On ne peut s’empêcher de penser à des mots formés de la même façon comme par exemple « prélavage », qui désigne dans un lave-linge une phase de la lessive destinée à préparer le programme « lavage ». On enclenche ainsi un processus dont le but ultime est le lavage. Le prélavage n’a de fait qu’une nécessité limitée, défini qu’il est par la phase finale et totalement soumis à elle.
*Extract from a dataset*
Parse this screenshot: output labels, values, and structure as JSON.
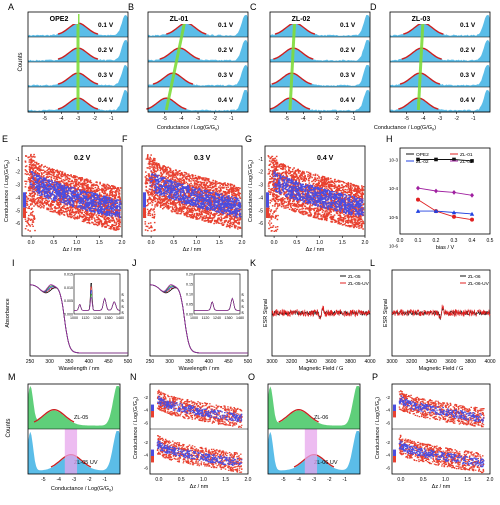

Sans qu’il soit nécessaire de faire allusion au « lavage de cerveaux » pour accentuer la comparaison, qui ne comprend dès lors que la phase pré-chrétienne voit son utilité soumise à la phase chrétienne qui serait l’aboutissement du processus d’évolution !

Nous récusons bien sûr ce terme qui révèle en fait une conception orientée voire propagandiste de l’histoire des idées, des religions ou des spiritualités. Comment peut-on subjuguer la définition et le contenu d’une spiritualité à celle qui la suit? Le fleuve ne remonte jamais à la source.